Another example is found in my Thought Scraps folder where I keep random notes related to writing. I’ll soon use one note there to write a review of Dinty Moore’s memoir, The Accidental Buddhist. I added these tags: Dinty Moore, Buddhist, Buddhism, Memoir, Book Review. I may not remember any given one of these, but the variety makes it easy to find right away, for this and other purposes. If I enter Dinty Moore in the search field on the main Evernote window, it will pop right up, even if I’m not in the Thought Scraps notebook.
The feature that sold me on Evernote is its sync-ability. It works on any platform (except Linux) and device and syncs through the Evernote cloud from one device to another. So I can make a note on my laptop and find it on my iPad or desktop computer.

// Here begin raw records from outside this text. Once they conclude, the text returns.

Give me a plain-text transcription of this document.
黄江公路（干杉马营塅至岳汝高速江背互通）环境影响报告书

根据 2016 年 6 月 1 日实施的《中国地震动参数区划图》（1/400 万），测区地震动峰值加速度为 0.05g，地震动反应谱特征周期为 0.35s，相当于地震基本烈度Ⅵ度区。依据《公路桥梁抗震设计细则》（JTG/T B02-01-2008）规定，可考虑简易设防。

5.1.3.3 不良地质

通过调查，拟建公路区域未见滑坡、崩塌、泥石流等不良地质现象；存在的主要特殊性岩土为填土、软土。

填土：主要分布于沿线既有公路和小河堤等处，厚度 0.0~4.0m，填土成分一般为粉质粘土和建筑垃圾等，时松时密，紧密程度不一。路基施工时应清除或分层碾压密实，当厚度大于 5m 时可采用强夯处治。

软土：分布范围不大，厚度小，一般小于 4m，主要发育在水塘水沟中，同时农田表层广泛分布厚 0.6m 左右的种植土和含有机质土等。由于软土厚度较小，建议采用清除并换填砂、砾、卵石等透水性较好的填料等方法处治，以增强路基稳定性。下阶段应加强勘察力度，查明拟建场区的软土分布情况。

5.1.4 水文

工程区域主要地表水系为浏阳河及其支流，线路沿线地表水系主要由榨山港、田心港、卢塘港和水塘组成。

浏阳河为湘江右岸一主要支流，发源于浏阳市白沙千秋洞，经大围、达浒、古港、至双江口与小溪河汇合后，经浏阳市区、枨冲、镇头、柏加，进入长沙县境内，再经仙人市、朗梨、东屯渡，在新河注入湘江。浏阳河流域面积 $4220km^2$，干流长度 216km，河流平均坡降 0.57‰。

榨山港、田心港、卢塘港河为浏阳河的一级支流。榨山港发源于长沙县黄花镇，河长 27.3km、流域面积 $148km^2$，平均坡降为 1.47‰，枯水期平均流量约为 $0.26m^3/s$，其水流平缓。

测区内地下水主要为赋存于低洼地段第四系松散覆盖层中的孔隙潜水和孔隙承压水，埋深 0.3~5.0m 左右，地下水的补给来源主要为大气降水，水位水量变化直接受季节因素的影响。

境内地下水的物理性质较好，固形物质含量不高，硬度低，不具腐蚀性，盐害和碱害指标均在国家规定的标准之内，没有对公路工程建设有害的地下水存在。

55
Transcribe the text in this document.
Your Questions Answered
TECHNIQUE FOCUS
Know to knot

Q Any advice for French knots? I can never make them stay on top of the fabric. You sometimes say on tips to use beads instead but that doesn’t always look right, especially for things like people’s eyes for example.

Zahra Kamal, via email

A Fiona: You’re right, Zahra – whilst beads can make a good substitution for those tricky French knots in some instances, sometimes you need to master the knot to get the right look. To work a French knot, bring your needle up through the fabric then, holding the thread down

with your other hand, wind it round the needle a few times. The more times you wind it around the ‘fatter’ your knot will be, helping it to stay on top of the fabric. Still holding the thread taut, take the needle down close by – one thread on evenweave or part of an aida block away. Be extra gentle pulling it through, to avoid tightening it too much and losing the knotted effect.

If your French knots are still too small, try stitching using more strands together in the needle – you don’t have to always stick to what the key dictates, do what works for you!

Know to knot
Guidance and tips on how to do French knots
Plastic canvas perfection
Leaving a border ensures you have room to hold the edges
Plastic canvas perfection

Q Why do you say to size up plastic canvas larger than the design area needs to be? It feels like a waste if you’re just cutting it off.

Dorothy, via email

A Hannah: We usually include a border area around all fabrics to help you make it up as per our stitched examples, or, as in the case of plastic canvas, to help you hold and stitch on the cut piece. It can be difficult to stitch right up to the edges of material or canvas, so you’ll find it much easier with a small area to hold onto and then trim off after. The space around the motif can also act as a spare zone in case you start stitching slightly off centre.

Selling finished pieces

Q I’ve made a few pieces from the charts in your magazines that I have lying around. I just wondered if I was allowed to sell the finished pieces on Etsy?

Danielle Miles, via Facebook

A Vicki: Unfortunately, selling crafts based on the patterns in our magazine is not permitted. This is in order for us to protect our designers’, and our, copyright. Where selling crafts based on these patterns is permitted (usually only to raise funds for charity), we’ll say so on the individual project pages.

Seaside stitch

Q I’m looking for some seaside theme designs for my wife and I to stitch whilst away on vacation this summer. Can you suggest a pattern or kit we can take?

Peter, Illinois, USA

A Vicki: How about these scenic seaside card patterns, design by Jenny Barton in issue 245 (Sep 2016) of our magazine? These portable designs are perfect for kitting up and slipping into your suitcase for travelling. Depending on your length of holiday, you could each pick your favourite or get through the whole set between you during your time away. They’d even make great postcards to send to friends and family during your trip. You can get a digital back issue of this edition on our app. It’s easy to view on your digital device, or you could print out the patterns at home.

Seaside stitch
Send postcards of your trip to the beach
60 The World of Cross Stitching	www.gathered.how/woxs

If I’m away from my own machines, I can log onto the Evernote Website and find things online.
The very best feature is that it’s free. Each month you get an allotment of xx additional gigs of storage space. If you store lots of photos or music (yes, you can do that too), you can upgrade to a paid account. You can send notes directly from Evernote by email.
What’s not to like about all this? Give it a try. Move in gradually as I did. I predict you’ll soon be addicted as I am.
Write now: Click over to the Evernote site and browse through all the features. Set up an account, install it on your computer, your smart phone, and whatever else you use. Install the web clipper extension in your browser and save this post as a note to try it out and start building your own digital brain annex.
Disclaimer: I wrote this review because I love the product. I am not receiving any incentives or free product to do so.